Também lançamos uma instrução normativa novidade para a Lei Rouanet [que concede isenções de impostos a empresas que apoiem iniciativas culturais; as novas regras, segundo o ministério, buscam facilitar a adesão à lei e dar mais transparência ao processo].
E estamos querendo o nosso Marco do Fomento, que está agora para ser revalidado no Congresso [o marco cria diretrizes para políticas culturais da União, Estados e municípios].
Também entregamos a Lei Aldir Blanc [aprovada em 2020, prevê R$ 3 bilhões de investimentos no setor também para atenuar impactos da pandemia].
É uma lei fantástica. É a primeira vez que nós vamos ter a oportunidade de, durante cinco anos, irrigar o setor cultural diretamente do governo federalista para os Estados e municípios.
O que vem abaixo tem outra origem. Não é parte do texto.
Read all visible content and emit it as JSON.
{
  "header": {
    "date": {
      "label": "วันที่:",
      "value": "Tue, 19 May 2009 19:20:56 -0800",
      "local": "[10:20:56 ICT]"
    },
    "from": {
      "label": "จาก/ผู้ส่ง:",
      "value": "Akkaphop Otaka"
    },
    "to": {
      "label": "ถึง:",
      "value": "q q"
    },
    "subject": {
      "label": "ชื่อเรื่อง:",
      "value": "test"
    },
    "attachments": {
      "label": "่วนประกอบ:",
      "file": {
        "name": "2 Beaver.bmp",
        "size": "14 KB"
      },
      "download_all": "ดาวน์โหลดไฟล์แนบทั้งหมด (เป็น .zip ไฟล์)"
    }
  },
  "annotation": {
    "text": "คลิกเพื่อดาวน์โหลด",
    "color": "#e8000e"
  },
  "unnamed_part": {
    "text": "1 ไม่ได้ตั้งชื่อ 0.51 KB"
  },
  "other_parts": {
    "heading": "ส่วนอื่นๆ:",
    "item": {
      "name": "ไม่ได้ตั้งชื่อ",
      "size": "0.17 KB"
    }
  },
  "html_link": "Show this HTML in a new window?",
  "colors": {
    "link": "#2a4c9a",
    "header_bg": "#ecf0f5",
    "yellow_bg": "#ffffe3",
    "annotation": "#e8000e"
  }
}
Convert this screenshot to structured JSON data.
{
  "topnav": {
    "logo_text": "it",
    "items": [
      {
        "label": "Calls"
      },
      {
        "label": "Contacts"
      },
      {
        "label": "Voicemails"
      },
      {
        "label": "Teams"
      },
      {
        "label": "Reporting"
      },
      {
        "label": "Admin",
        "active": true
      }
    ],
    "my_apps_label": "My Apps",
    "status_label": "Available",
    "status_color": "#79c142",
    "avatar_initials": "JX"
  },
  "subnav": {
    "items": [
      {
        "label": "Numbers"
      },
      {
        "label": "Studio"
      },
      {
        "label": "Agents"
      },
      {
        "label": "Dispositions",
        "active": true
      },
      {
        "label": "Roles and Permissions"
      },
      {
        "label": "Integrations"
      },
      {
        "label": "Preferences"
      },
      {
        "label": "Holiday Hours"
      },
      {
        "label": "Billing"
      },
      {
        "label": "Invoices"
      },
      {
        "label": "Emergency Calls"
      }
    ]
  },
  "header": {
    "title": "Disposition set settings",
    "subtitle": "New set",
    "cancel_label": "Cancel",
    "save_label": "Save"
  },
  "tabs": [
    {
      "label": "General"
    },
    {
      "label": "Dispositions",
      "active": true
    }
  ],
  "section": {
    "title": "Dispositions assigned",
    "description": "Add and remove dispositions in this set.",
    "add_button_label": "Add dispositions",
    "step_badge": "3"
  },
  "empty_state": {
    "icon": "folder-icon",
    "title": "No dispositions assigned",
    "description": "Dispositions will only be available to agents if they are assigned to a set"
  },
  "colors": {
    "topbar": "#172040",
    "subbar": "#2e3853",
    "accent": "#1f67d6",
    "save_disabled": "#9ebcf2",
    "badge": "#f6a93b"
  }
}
Numa cerimônia recente, a senhora agradeceu ao presidente Lula pela nomeação de ministras mulheres, mas disse que vocês querem a paridade entre homens e mulheres (hoje as mulheres estão no comando de 9 dos 37 ministérios, 24% do totalidade). A senhora se frustra com a quantidade de ministras no governo?
O governo do presidente Lula é o que até hoje está nos dando mais essa possibilidade. Ainda é pouco e precisamos pleitear mais. A gente quer chegar à paridade. A gente sabe que é uma construção, mas certamente a tarifa da mulher é uma tarifa importante para o governo, e cada vez mais nós vamos falar sobre isso.
Sobre a questão da equiparação de salários (entre homens e mulheres no mercado de trabalho): é obrigação de todas nós mulheres que estamos participando do governo, que estamos em lugares de comando, invocar isso uma vez que seriedade, porque merecemos essa equiparação. E merecemos a equiparação de possibilidades, de estar em lugares de comando.